Last season, Kopitar lived with Kings center Patrick O’Sullivan and remembers how the 22-year-old Toronto native and North Carolina transplant took him under his wing and showed him the ropes of L.A. living.

“Patrick O’Sullivan really helped me a lot,” says Kopitar. “He’s obviously used to that lifestyle of bigger cities, and he made my life easier by helping me by showing me the stuff that I questioned -- just the normal stuff that’s different from Europe. He showed me the good restaurants and where to hang out and where I shouldn’t.

“There are pretty important things that you have to know, especially because you’re a professional athlete and you have to be on top of it, just making sure you’re taking care of yourself.”

O’Sullivan also made sure he was listening to the right music.

“We actually went to a Red Hot Chili Peppers concert last year which was really good,” Kopitar said. “They’re one of my favorite bands, and U2 is really good, too.”

Though Kopitar has opted for new roommates, O’Sullivan can still hope to be invited to dinner sometimes. After all, home-cooked meals have made a comeback in the Kopitar household thanks to mom, Mateja. She and Kopitar’s father, Matjaz, and younger brother Gasper have all moved from Slovenia to support both of their sons. While Anze is playing in the NHL, Gasper, 15, is playing in the Los Angeles system for the Junior Kings and attending high school full-time.

“They moved here which is really helpful,” Kopitar says. “I can have my mom’s cooking again and she takes care of the house and everything, and that’s really helpful for me because I don’t have to focus on the stuff I did before outside of hockey. That takes a little pressure off me.

“And I think we made the right step for him (Gasper) to move here. He’s getting a good education which is great and I’m sure he’ll grow up being a good hockey player, too.”

The one pitfall of the move was the closing of the Kopitar family restaurant, a spot Matjaz built from top to bottom. It’s where Anze would often help wait tables and even learned to carry and balance up to four serving plates at a time.

Being selected for the Western Conference All-Star team was a dream come true for Kopitar.

But balancing acts are part of life.

“It was hard to let go but there’s some stuff in life that you have to make decisions at a certain point of time that may be hard, but are for the best,” he says. “We did it and now everybody’s really happy right now.”

In Los Angeles, the only saucers Kopitar needs to balance these days are the ones on his hockey stick. And he’s had quite the start as the first Slovenian to play in the NHL after being drafted 11th overall by the Kings in the 2005 Entry Draft. In his rookie season, Kopitar posted an impressive 20 goals and 41 assists in 72 games.
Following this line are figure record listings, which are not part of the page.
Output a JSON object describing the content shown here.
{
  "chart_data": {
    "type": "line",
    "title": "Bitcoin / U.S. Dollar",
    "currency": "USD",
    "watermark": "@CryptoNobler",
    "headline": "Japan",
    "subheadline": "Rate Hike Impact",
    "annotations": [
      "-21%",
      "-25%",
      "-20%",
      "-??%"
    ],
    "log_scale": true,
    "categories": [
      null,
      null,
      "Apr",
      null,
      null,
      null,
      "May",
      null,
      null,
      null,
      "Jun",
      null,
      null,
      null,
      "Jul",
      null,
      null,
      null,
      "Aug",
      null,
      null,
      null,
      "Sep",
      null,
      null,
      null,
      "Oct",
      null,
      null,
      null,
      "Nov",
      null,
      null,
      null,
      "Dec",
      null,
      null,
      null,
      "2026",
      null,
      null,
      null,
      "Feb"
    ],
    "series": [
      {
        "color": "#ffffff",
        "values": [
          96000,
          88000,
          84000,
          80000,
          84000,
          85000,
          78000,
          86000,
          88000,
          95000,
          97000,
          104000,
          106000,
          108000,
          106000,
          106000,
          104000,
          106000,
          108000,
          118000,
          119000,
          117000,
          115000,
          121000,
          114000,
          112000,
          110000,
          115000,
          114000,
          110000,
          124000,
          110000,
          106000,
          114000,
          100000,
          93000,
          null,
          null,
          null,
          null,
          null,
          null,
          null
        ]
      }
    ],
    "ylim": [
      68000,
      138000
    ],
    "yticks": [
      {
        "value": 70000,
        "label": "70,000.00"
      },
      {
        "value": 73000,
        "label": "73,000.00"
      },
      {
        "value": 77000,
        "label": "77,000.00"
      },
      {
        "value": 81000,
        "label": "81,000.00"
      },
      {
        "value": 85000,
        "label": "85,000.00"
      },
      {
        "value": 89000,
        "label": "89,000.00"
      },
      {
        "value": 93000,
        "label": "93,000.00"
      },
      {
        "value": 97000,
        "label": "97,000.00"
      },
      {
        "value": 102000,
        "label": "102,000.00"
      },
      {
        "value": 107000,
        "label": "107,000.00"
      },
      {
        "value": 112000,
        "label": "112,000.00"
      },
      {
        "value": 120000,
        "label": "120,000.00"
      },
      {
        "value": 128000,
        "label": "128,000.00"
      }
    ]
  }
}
He finished in third in the rookie scoring race behind Evgeni Malkin and Paul Stastny, even though he was injured for a good part of the regular season.

Being selected for Western Conference All-Star team was a dream come true for Kopitar, who was strongly influenced to play hockey by Matjaz, who also played hockey and coached Slovenian champions Jesenice of the Austrian Hockey League. The 6-foot-4, 220-pound Anze, who would run home after grade school to skate on the makeshift ice rink his father built for him, is bewildered with how far he’s come in such a short time.
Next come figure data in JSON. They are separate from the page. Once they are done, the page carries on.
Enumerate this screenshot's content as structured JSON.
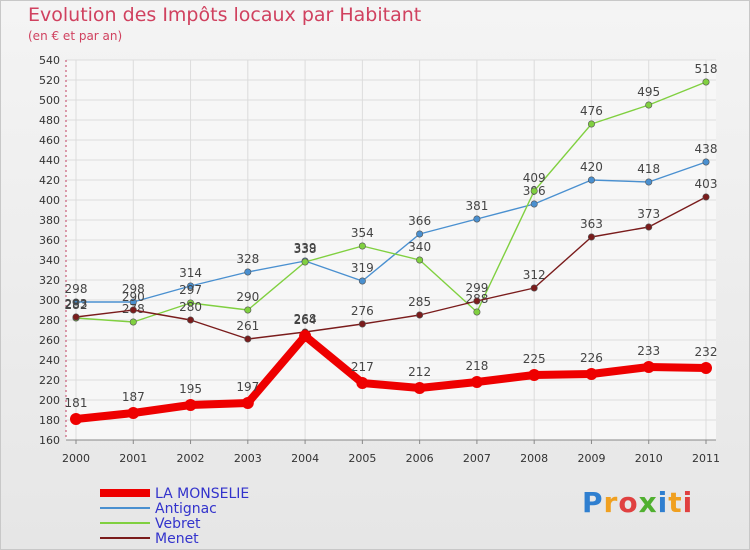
{
  "chart_data": {
    "type": "line",
    "title": "Evolution des Impôts locaux par Habitant",
    "subtitle": "(en € et par an)",
    "x": [
      "2000",
      "2001",
      "2002",
      "2003",
      "2004",
      "2005",
      "2006",
      "2007",
      "2008",
      "2009",
      "2010",
      "2011"
    ],
    "ylim": [
      160,
      540
    ],
    "yticks": [
      160,
      180,
      200,
      220,
      240,
      260,
      280,
      300,
      320,
      340,
      360,
      380,
      400,
      420,
      440,
      460,
      480,
      500,
      520,
      540
    ],
    "grid": true,
    "legend_position": "bottom-left",
    "series": [
      {
        "name": "LA MONSELIE",
        "color": "#ee0000",
        "bold": true,
        "values": [
          181,
          187,
          195,
          197,
          264,
          217,
          212,
          218,
          225,
          226,
          233,
          232
        ]
      },
      {
        "name": "Antignac",
        "color": "#4a90d0",
        "values": [
          298,
          298,
          314,
          328,
          339,
          319,
          366,
          381,
          396,
          420,
          418,
          438
        ]
      },
      {
        "name": "Vebret",
        "color": "#80d040",
        "values": [
          282,
          278,
          297,
          290,
          338,
          354,
          340,
          288,
          409,
          476,
          495,
          518
        ]
      },
      {
        "name": "Menet",
        "color": "#7a1c1c",
        "values": [
          283,
          290,
          280,
          261,
          268,
          276,
          285,
          299,
          312,
          363,
          373,
          403
        ]
      }
    ]
  },
  "logo": {
    "letters": [
      "P",
      "r",
      "o",
      "x",
      "i",
      "t",
      "i"
    ],
    "colors": [
      "#2f7fd0",
      "#f0a020",
      "#e04040",
      "#50b030",
      "#2f7fd0",
      "#f0a020",
      "#e04040"
    ]
  }
}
“If someone were to tell me three years ago that I would be on the All-Star team, I’d say give me a break,” says Kopitar. “But it actually happened and I’m really glad. It hasn’t hit me yet, but I’m sure it will in the next couple of weeks and it’s gonna hit me big time when I step into that locker room and see all those All-Stars.”

Hollywood, it seems, is no problem for Kopitar. After all, he’s still wondering how he’s made it to Hockeywood.